Haziran ayı sonunda Trakya Kalkınma Ajansı davetlisi olarak gerçekleştirdiğimiz 4 günlük Trakya turumuza başlamadan önce ziyaret ettiğimiz Trakya Kalkınma Ajansı yetkililerinin de söylediği gibi Edirne, Selimiye Camii ve ciğerden ibaret bir ilimiz değil.
Tava ciğer eşsiz bir lezzet gerçekten, Selimiye Camii ise bambaşka bir yapı fakat kenti ziyaret edenlerin sadece bu ikili için ziyaret ediyor olması Edirnelileri üzüyor. Çünkü şehirde görülecek başka bir sürü yer, tadılacak bir sürü lezzet ve keyifle zaman geçirebileceğiniz bir sürü mekân var.
Uzun bir süre Osmanlı başkentliği yapmış olmasının bıraktığı izler hala yerli yerinde duruyor Edirne'de. Şehir eskiden birçok kültürü bünyesinde barındıran bir başkent olmanın verdiği kültürel geçmişini hala koruyor diyebiliriz. Her ne kadar yeterli sayıda din adamı olmadığı için dini törenler gerçekleşmese de Edirne’de büyük bir sinagog da mevcut.
Şehirde yürüdükçe her an bir tarihi eser görmeniz, geçmişi keşfetmeniz olası. Selimiye Camii, Eski Cami, Sultan İkinci Beyazıt Külliyesi kesinlikle görülmesi gereken yerler arasında.
Edirne'de dilerseniz dalış yapabilmeniz de mümkün.

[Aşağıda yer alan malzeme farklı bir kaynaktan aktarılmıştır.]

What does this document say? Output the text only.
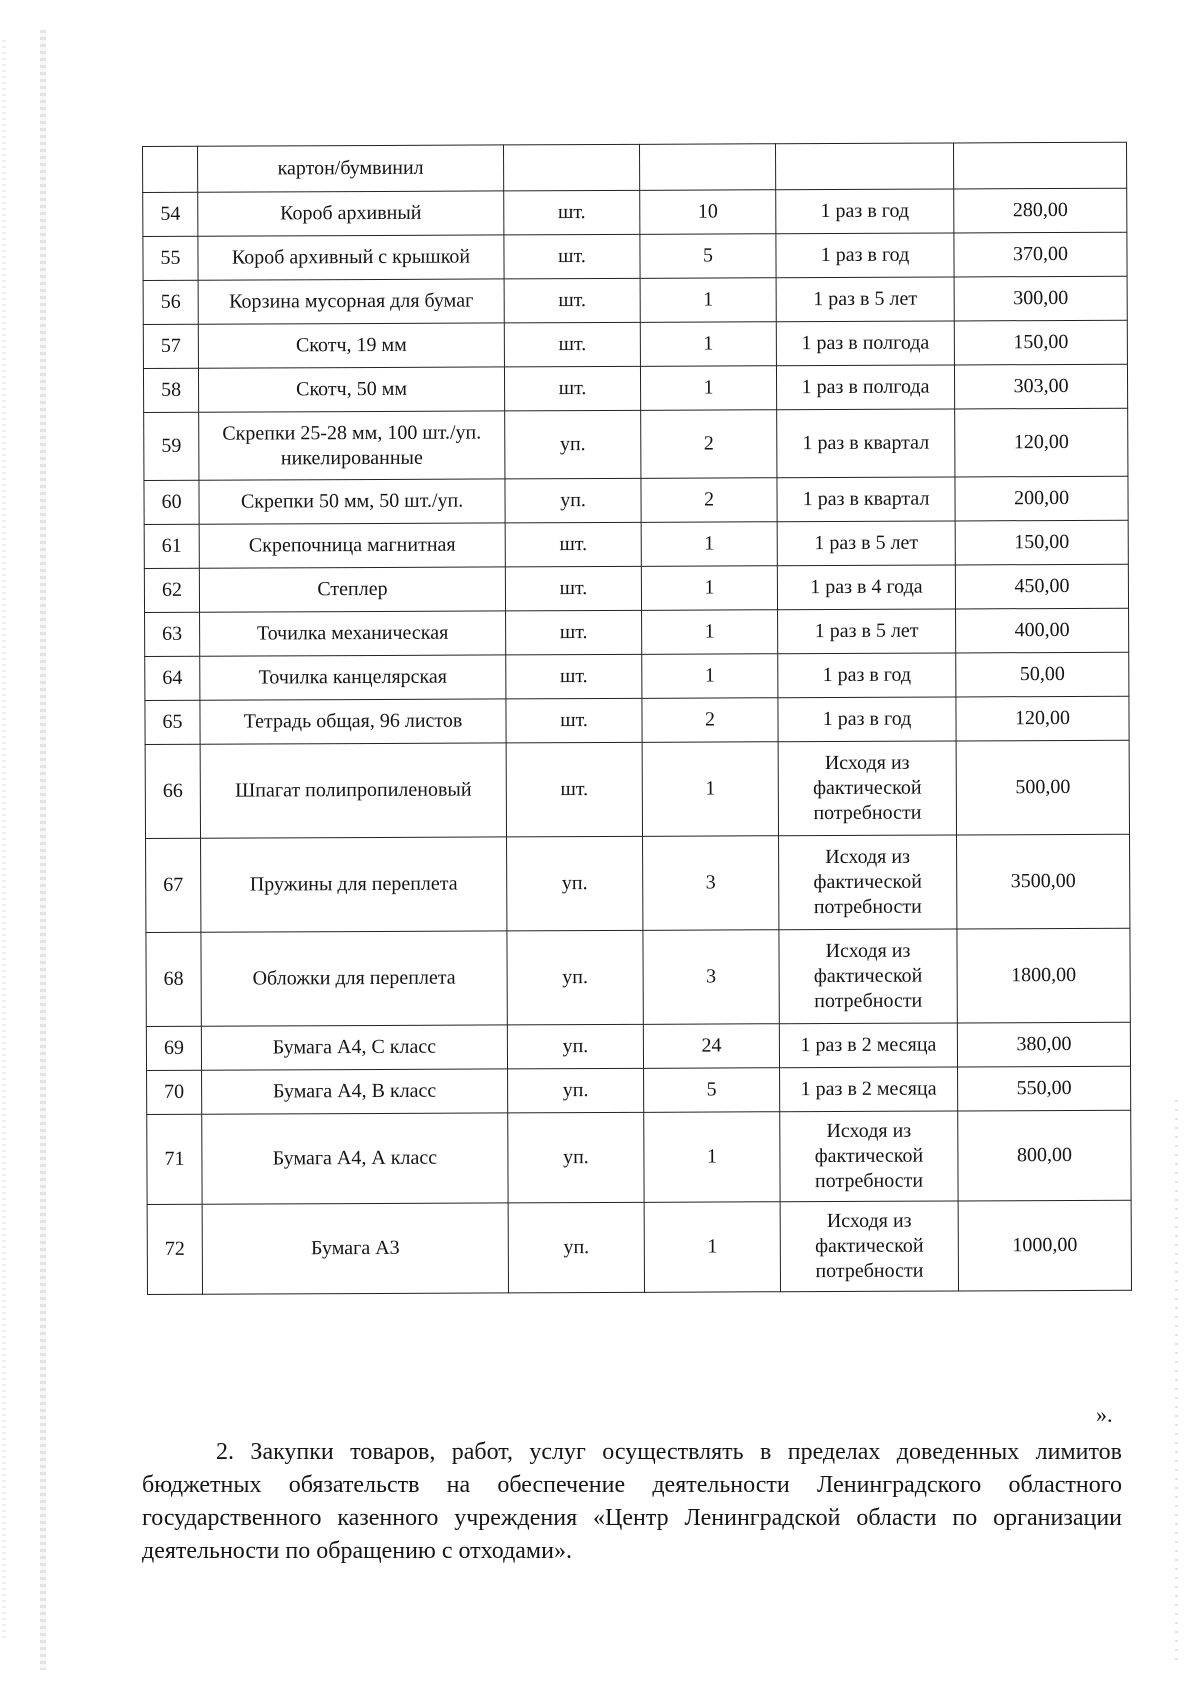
	картон/бумвинил				
54	Короб архивный	шт.	10	1 раз в год	280,00
55	Короб архивный с крышкой	шт.	5	1 раз в год	370,00
56	Корзина мусорная для бумаг	шт.	1	1 раз в 5 лет	300,00
57	Скотч, 19 мм	шт.	1	1 раз в полгода	150,00
58	Скотч, 50 мм	шт.	1	1 раз в полгода	303,00
59	Скрепки 25-28 мм, 100 шт./уп. никелированные	уп.	2	1 раз в квартал	120,00
60	Скрепки 50 мм, 50 шт./уп.	уп.	2	1 раз в квартал	200,00
61	Скрепочница магнитная	шт.	1	1 раз в 5 лет	150,00
62	Степлер	шт.	1	1 раз в 4 года	450,00
63	Точилка механическая	шт.	1	1 раз в 5 лет	400,00
64	Точилка канцелярская	шт.	1	1 раз в год	50,00
65	Тетрадь общая, 96 листов	шт.	2	1 раз в год	120,00
66	Шпагат полипропиленовый	шт.	1	Исходя из фактической потребности	500,00
67	Пружины для переплета	уп.	3	Исходя из фактической потребности	3500,00
68	Обложки для переплета	уп.	3	Исходя из фактической потребности	1800,00
69	Бумага А4, С класс	уп.	24	1 раз в 2 месяца	380,00
70	Бумага А4, В класс	уп.	5	1 раз в 2 месяца	550,00
71	Бумага А4, А класс	уп.	1	Исходя из фактической потребности	800,00
72	Бумага А3	уп.	1	Исходя из фактической потребности	1000,00
».

2. Закупки товаров, работ, услуг осуществлять в пределах доведенных лимитов бюджетных обязательств на обеспечение деятельности Ленинградского областного государственного казенного учреждения «Центр Ленинградской области по организации деятельности по обращению с отходами».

Saros Körfezi İbrice Limanı’nda birçok dalış merkezi mevcut. Bu konuda tecrübeli olun ya da olmayın herkese uygun programlar var. İbrice Limanı özellikle sualtı güzellikleri ile görmeniz gereken önemli bir nokta.
Yazımın başında belirttiğim gibi Edirne aslında gezmekle kolay kolay bitirilebilecek bir şehir değil. Tarihi Kırkpınar Güreşleri’nin yapıldığı Sarayiçi bölgesini de görmenizi öneririm. Girişindeki tarihi kalıntılar ve köprü, Osmanlı mimarisinin güzelliğini gözler önüne seriyor.
Sarayiçi bölgesinden biraz ileri gittiğiniz zaman ise kırk yiğit için yapılan kırk çeşmeyi göreceksiniz. Biraz gerinizdeki büyük kule ise Osmanlı Adalet Kulesi olarak biliniyor.
Turumuzun Tekirdağ ayağına gelirsek; Tekirdağ’ı “ayçiçeği tarlalarının şehri” olarak tanımlayabilirim. Tekirdağ denince ilk akla gelen şeylerden biri köftesi olsa dahi, dikkatimi yolculuğumuz boyunca birçok kez karşılaştığımız ayçiçeği tarlaları çekti.
Gözümüze takılan ayçiçeği tarlaları sabah ışıklarıyla ayrı, güneş batarken ayrı güzel görünüyordu. Tabi ki bu güzellikler içinde bol bol fotoğraf çekmeyi unutmadık. Biz karşılaşmadık fakat ayçiçeği tarlaları içinde gezerken fare görmeniz olası : ) Dikkatli olmanızı öneririm.
Kırklareli ve doğal güzelliğine değinecek olursak; burası özellikle İğneada için ziyaret ettiğimiz bir yerdi. İğneada'ya ulaşmadan önce bu kadar güzel bir yerle karşılaşacağımızı düşünmüyordum açıkçası. Kenarda köşede kalmış, pek de bilinmeyen bir yer. İğneada gezilerinizde; kamp yapabilir, denize girebilir ve burada huzur içinde vakit geçirebilirsiniz. Tatil beldelerinin kalabalığı İğneada'da kesinlikle yok. Hem sakin hem de aradığınızı bulabileceğiniz bir yer.